Les "Etats généraux de la presse écrite" sont actuellement réunis à l'initiative de la présidence de la République française : la Fédération européenne des journalistes, dont fait partie le Syndicat national des journaliste (j'en suis membre), s'inquiète des propositions de N. Sarkozy:

"La Fédération européenne des journalistes (FEJ), le groupe européen de la Fédération internationale des journalistes, s'inquiète de certaines propositions émises par le président Nicolas Sarkozy lors du lancement des Etats généraux de la presse écrite réclamés depuis des années par les syndicats de journalistes français.

« Nous sommes étonnés par certaines contradictions dans le discours de M. Sarkozy », a déclaré le Président de la FEJ, Arne König.  « Comment à la fois affirmer, à juste titre, que "la presse n'est pas et ne sera jamais un produit comme un autre", et plaider en même temps pour un assouplissement des règles de concentration des médias?

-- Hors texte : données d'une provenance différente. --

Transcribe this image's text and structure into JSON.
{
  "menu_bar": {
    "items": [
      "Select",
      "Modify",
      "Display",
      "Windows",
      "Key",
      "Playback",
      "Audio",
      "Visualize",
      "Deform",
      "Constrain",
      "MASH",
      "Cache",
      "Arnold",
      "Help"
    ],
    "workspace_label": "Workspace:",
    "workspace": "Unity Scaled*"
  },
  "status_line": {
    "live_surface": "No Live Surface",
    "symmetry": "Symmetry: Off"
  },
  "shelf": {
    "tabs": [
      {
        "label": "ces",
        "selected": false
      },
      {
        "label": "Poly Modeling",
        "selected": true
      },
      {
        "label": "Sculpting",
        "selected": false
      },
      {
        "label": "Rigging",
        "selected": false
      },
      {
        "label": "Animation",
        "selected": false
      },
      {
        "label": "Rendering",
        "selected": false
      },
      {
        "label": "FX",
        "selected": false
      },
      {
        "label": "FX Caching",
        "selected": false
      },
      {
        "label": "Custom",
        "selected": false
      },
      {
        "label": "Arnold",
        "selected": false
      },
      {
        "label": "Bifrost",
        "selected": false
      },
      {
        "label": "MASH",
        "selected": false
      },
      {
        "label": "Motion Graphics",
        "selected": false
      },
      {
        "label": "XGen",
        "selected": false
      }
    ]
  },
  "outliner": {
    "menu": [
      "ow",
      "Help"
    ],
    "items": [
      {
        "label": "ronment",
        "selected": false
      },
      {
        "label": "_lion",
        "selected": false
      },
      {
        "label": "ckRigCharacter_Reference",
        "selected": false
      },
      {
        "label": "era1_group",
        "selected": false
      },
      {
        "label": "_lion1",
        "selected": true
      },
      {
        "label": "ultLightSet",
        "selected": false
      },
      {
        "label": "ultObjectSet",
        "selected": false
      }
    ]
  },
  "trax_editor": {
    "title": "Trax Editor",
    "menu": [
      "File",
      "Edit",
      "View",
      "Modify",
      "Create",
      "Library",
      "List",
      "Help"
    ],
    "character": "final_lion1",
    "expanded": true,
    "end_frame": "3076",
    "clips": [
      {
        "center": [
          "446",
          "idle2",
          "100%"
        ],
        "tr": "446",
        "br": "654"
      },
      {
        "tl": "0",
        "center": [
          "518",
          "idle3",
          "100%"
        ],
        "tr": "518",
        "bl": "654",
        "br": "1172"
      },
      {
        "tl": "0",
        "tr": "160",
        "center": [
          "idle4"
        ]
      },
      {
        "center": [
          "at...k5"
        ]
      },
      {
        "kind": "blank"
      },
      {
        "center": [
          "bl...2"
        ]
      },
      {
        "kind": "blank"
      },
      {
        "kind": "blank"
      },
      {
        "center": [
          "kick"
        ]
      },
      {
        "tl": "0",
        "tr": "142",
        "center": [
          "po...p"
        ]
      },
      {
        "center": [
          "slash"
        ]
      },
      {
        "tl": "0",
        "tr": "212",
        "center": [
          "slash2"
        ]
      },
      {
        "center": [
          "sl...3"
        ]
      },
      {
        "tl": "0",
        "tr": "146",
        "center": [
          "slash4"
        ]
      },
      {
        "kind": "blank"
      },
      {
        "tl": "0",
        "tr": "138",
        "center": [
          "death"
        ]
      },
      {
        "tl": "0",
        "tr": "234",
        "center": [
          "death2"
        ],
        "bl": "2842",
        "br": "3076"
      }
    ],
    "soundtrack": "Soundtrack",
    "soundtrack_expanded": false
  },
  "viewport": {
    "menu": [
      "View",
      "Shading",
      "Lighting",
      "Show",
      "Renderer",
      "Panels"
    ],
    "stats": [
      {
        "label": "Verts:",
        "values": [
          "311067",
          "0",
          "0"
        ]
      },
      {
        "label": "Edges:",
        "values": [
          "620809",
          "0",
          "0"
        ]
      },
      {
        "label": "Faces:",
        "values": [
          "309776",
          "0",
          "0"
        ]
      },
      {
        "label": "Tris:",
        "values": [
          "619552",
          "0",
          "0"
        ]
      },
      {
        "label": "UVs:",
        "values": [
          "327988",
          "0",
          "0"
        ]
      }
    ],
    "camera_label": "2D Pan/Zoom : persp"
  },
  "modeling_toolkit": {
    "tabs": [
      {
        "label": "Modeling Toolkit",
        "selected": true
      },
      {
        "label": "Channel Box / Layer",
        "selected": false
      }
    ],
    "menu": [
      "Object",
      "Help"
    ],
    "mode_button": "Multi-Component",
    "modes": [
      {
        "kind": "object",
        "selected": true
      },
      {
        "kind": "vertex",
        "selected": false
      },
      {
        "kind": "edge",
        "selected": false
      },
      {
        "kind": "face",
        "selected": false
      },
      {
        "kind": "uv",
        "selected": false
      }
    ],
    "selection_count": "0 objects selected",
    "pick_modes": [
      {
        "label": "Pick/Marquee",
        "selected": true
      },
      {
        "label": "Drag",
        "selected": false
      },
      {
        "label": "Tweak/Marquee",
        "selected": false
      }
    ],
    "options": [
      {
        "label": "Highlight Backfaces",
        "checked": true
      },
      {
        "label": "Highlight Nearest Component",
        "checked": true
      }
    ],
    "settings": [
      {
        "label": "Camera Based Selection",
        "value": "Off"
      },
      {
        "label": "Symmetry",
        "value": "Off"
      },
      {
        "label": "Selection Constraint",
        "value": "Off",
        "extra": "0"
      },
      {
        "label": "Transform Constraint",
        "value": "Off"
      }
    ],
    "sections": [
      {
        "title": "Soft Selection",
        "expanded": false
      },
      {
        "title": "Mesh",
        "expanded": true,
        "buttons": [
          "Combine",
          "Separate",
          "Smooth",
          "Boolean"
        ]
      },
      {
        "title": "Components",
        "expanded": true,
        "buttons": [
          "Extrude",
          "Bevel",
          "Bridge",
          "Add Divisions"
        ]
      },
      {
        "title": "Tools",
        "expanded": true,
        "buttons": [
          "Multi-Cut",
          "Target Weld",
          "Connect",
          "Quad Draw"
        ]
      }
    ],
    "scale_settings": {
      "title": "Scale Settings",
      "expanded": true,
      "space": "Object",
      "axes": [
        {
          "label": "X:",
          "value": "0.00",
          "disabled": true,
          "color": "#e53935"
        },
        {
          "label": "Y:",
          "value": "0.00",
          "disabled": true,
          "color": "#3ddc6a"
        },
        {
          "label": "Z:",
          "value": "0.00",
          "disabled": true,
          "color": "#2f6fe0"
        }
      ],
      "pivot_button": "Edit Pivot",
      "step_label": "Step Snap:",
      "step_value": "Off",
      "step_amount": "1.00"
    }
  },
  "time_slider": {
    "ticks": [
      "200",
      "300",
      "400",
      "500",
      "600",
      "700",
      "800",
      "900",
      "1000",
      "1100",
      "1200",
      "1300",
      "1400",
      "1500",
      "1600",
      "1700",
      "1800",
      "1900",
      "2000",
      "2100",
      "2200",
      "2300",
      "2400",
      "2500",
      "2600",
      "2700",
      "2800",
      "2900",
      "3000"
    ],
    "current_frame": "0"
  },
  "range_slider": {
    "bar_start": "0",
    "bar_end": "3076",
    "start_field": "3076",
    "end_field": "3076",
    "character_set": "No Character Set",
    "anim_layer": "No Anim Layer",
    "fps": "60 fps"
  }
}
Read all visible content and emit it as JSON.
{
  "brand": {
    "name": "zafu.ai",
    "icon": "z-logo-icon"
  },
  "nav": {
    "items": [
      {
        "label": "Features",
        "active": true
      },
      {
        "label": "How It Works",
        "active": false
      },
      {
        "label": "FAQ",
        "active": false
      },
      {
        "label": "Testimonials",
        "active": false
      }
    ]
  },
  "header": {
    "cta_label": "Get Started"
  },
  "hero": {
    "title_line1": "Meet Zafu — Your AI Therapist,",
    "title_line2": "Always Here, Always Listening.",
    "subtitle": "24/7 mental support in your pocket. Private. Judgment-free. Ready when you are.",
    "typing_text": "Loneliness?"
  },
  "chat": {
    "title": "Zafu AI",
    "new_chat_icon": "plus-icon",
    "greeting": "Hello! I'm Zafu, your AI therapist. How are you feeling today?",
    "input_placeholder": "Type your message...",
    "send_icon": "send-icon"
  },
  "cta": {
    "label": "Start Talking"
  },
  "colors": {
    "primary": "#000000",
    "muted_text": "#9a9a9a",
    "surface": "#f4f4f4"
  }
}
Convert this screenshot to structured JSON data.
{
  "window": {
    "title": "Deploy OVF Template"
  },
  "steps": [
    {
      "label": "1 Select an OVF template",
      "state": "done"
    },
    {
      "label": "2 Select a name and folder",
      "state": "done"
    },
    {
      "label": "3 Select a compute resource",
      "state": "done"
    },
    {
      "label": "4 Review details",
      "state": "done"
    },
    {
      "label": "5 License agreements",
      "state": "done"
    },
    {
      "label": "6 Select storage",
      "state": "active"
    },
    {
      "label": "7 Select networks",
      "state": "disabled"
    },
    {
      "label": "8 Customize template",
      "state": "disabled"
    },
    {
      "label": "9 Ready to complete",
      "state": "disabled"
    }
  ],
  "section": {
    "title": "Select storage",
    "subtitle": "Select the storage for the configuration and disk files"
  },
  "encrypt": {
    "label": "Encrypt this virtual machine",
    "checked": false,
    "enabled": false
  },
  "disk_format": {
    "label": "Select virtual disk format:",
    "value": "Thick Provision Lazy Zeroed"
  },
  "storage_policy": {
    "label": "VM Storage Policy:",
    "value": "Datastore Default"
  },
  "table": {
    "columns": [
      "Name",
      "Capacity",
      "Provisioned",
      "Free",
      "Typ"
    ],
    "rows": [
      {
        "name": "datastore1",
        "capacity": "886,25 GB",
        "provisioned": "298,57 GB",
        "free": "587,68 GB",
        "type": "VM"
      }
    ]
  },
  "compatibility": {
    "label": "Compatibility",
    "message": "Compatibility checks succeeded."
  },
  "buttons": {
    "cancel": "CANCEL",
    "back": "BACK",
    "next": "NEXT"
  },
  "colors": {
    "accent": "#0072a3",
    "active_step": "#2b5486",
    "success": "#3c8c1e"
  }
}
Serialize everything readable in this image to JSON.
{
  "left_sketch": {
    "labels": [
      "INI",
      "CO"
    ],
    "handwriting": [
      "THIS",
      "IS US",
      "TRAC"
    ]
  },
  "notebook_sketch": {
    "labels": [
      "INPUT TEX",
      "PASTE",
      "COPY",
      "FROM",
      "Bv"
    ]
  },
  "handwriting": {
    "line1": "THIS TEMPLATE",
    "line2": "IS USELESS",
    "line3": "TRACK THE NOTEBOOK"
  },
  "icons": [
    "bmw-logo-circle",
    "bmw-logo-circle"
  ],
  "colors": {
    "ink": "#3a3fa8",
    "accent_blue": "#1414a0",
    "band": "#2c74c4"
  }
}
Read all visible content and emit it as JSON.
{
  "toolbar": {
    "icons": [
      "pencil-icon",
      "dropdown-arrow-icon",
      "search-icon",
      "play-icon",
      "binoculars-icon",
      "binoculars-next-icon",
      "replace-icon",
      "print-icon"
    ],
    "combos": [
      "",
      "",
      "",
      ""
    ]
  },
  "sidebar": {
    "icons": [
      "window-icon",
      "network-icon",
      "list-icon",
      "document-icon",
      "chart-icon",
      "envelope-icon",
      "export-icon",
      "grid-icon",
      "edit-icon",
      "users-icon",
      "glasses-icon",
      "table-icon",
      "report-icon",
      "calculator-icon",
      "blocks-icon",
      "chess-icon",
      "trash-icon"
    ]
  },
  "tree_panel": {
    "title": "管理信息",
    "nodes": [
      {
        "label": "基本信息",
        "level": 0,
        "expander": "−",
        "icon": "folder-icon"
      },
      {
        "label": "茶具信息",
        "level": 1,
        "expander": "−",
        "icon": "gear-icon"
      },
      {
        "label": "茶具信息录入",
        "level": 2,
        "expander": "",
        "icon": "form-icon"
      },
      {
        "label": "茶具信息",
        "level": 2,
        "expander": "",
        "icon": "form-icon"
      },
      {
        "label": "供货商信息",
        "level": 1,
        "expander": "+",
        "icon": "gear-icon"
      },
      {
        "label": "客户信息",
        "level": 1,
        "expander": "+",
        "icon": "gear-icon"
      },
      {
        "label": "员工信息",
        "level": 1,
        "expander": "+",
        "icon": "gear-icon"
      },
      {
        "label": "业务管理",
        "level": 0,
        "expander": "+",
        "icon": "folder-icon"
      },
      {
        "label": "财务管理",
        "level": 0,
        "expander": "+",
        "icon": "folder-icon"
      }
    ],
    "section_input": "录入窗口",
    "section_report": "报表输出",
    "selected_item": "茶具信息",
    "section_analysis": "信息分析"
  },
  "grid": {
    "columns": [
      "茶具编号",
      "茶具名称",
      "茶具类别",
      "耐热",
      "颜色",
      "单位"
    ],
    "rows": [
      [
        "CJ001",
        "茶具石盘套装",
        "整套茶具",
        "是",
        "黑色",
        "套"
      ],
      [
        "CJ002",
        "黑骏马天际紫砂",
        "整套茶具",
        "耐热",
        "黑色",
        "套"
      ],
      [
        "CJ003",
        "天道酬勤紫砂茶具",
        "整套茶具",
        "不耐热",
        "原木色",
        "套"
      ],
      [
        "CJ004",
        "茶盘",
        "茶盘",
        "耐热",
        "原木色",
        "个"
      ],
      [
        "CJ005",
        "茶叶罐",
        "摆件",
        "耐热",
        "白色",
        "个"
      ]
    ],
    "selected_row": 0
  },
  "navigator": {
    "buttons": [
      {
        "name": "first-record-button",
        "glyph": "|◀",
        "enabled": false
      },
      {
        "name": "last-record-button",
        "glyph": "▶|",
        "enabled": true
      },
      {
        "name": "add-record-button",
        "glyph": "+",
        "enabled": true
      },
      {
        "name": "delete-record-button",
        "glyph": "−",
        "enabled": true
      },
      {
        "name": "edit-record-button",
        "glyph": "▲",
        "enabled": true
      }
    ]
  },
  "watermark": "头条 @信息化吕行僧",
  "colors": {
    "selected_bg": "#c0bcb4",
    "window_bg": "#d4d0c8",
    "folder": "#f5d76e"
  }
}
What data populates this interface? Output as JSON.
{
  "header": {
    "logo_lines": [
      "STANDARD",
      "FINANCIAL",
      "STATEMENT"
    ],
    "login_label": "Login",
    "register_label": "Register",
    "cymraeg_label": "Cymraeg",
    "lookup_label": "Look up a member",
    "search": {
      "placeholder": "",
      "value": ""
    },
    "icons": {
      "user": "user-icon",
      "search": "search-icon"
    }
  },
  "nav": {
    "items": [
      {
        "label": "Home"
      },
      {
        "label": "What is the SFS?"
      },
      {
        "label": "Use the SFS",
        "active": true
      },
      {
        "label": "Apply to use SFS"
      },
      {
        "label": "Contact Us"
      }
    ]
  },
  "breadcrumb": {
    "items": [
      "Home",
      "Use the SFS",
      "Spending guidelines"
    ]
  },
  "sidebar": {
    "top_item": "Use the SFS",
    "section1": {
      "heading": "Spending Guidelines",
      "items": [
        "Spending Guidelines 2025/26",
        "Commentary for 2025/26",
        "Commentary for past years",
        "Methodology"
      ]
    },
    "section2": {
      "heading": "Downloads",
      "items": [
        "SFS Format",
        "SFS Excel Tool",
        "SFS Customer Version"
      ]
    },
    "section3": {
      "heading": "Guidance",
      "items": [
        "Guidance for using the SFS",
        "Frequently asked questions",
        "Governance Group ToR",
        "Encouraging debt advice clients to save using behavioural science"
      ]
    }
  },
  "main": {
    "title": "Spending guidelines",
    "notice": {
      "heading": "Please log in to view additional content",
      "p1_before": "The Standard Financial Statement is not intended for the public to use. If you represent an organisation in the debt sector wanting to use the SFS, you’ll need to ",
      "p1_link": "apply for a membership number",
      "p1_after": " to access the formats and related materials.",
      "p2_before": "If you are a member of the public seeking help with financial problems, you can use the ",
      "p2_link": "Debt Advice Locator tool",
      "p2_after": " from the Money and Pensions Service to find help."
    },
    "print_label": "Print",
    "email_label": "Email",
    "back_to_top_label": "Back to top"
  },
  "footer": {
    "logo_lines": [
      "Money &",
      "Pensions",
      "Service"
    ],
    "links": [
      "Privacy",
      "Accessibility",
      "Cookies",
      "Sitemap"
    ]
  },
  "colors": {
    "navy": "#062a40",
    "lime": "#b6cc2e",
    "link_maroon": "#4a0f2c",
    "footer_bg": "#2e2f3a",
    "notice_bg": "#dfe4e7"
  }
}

Comment déplorer la ?paupérisation des contenus' et mettre en question les droits d'auteurs des journalistes lors de réutilisations de leurs articles ? ».

M. Sarkozy a invité les Etats Généraux à se « documenter sur le secteur de la presse dans les pays qui sont comparables » à la France. La FEJ est dores et déjà en mesure de confirmer que la plupart des pays d'Europe occidentale ne laissent pas les médias « aux seules forces du marché ». Même si aucune réglementation européenne ne le prévoit, il existe des limites à la concentration de la propriété, selon différents critères de marché, d'audience ou de publicité, dans plusieurs pays d'Europe.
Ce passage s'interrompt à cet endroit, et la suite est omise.